I got some entries after running this that look like this:

#CHROM  POS     ID      REF     ALT     QUAL    FILTER  INFO    FORMAT  ERR2570720
chr6H   199256913       .       CA      *,*     36.77   PASS    AC=1,1;AN=2;DP=10;MQ=60;NS=1;RFGQ_ALL=8.06      GT:GQ:DP:MQ:PS:PQ:RFGQ:FT2/0:8:10:60:199256912:21:8.06:PASS

2 alternate * alleles. Downstream, software doesn't like this and it doesn't make sense, how should I modify the above code to avoid this in future?

Cheers,

Max.

dancooke commented 4 years ago

Hmm, what's the record at this site before running the script? This is certainly odd but technically still valid VCF as far as I can tell.

DiDeoxy commented 4 years ago

Interestingly, it is identical before the script. My bad, thought it had something to do with the merging of records.

GLnexus doesn't like it though, somthing about the alternate alleles being non-distinct (have lost the error message).

Would it be appropriate to replace *,* with * ?

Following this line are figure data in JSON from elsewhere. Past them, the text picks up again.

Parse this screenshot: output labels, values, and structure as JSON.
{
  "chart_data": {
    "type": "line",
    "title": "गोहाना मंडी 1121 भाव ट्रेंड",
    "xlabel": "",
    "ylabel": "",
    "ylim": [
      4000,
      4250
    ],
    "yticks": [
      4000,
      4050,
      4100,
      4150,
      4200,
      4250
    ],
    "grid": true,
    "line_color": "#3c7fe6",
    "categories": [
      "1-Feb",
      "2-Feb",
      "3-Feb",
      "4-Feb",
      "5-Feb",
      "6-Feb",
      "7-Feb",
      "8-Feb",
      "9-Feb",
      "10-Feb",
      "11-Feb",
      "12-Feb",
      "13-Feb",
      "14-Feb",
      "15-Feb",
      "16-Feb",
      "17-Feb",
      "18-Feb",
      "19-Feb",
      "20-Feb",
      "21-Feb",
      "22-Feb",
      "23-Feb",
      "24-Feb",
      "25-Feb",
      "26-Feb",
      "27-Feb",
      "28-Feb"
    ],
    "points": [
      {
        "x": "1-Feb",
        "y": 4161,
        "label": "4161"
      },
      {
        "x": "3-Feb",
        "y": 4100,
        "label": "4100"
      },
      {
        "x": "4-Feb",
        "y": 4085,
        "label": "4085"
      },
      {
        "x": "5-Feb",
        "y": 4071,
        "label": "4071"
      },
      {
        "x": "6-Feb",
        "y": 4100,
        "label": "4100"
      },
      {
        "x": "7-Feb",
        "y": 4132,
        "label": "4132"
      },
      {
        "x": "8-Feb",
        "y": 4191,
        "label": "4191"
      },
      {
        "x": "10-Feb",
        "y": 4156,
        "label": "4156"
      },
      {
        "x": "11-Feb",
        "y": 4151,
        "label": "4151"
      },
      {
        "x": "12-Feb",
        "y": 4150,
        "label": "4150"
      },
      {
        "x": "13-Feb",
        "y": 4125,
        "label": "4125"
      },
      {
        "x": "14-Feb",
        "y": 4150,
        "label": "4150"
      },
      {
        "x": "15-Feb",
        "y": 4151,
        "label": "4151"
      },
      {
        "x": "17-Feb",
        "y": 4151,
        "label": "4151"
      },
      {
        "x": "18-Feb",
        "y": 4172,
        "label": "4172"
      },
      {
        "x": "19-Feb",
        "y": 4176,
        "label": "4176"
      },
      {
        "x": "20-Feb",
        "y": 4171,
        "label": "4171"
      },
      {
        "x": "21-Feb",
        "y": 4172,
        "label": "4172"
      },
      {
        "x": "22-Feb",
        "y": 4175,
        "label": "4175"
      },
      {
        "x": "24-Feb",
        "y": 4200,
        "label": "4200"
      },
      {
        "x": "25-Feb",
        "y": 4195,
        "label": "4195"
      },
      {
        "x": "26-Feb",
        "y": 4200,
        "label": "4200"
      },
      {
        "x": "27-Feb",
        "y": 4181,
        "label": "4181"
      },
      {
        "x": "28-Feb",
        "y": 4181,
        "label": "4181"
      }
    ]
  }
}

DiDeoxy commented 4 years ago

Looking at it closer I think see that there are two dissimilar alleles at this location? Possibly deletions? So it would not make sense to replace. Is removal my only option?

dancooke commented 4 years ago

There's nothing in the VCF spec that indicates ALT alleles must be distinct, and actually there are some cases - although apparently not this one - where it might be helpful to report more than one * ALT allele. I'd report this is an issue to GLnexus.

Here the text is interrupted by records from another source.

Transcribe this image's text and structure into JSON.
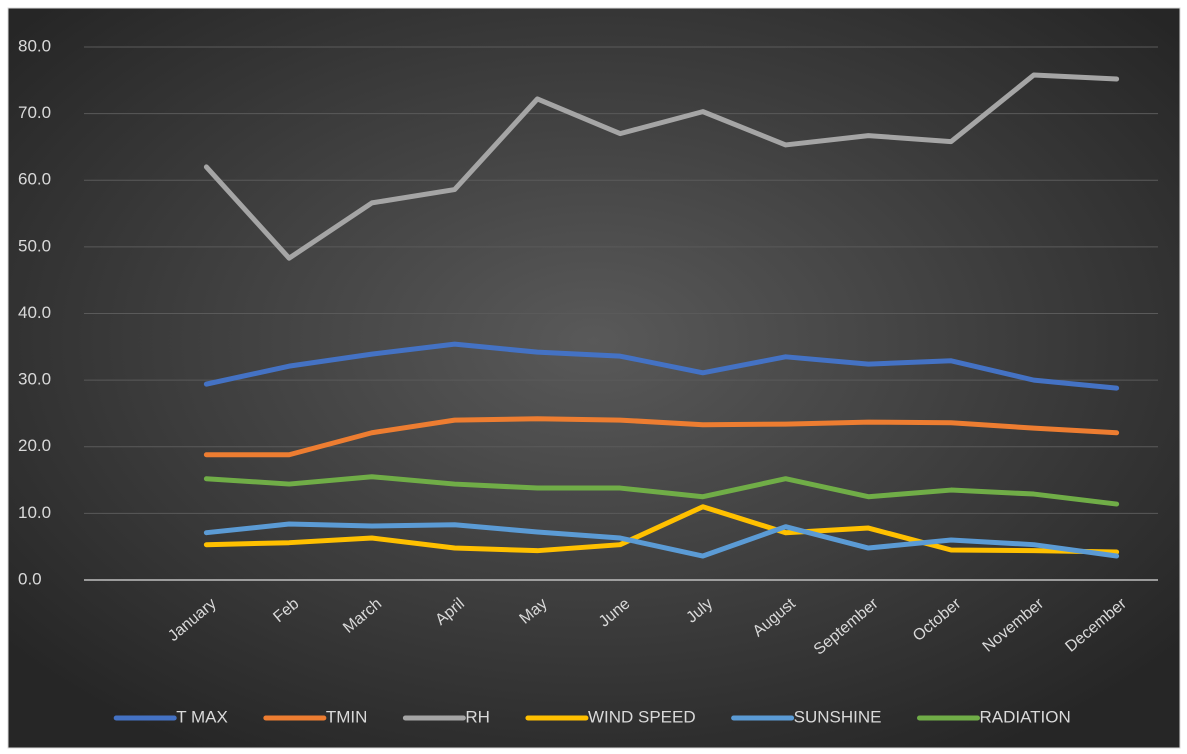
{
  "chart_data": {
    "type": "line",
    "categories": [
      "January",
      "Feb",
      "March",
      "April",
      "May",
      "June",
      "July",
      "August",
      "September",
      "October",
      "November",
      "December"
    ],
    "series": [
      {
        "name": "T MAX",
        "color": "#4472c4",
        "values": [
          29.4,
          32.1,
          33.9,
          35.4,
          34.2,
          33.6,
          31.1,
          33.5,
          32.4,
          32.9,
          30.0,
          28.8
        ]
      },
      {
        "name": "TMIN",
        "color": "#ed7d31",
        "values": [
          18.8,
          18.8,
          22.1,
          24.0,
          24.2,
          24.0,
          23.3,
          23.4,
          23.7,
          23.6,
          22.8,
          22.1
        ]
      },
      {
        "name": "RH",
        "color": "#a5a5a5",
        "values": [
          62.0,
          48.3,
          56.6,
          58.6,
          72.2,
          67.0,
          70.3,
          65.3,
          66.7,
          65.8,
          75.8,
          75.2
        ]
      },
      {
        "name": "WIND SPEED",
        "color": "#ffc000",
        "values": [
          5.3,
          5.6,
          6.3,
          4.8,
          4.4,
          5.3,
          11.0,
          7.1,
          7.8,
          4.5,
          4.4,
          4.2
        ]
      },
      {
        "name": "SUNSHINE",
        "color": "#5b9bd5",
        "values": [
          7.1,
          8.4,
          8.1,
          8.3,
          7.2,
          6.3,
          3.6,
          8.0,
          4.8,
          6.0,
          5.3,
          3.6
        ]
      },
      {
        "name": "RADIATION",
        "color": "#70ad47",
        "values": [
          15.2,
          14.4,
          15.5,
          14.4,
          13.8,
          13.8,
          12.5,
          15.2,
          12.5,
          13.5,
          12.9,
          11.4
        ]
      }
    ],
    "ylim": [
      0,
      80
    ],
    "yticks": [
      {
        "value": 0,
        "label": "0.0"
      },
      {
        "value": 10,
        "label": "10.0"
      },
      {
        "value": 20,
        "label": "20.0"
      },
      {
        "value": 30,
        "label": "30.0"
      },
      {
        "value": 40,
        "label": "40.0"
      },
      {
        "value": 50,
        "label": "50.0"
      },
      {
        "value": 60,
        "label": "60.0"
      },
      {
        "value": 70,
        "label": "70.0"
      },
      {
        "value": 80,
        "label": "80.0"
      }
    ],
    "grid": true,
    "legend": "bottom"
  }
}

Can you send a sub-BAM of this region for me to take a look at?

dancooke commented 4 years ago

By the way, I think that you might ultimately hit a dead-end trying to use Octopus + GLnexus for joint calling because Octopus does not report genotype likelihoods that I believe GLnexus requires.

DiDeoxy commented 4 years ago

1kb_subset_ERR2570720.zip

its actually 100 kilobases centered on the allele.

Thats too bad but not cohort calling isn't the biggest deal, mostly I just want to merge the gvcfs and then internally impute using beagle.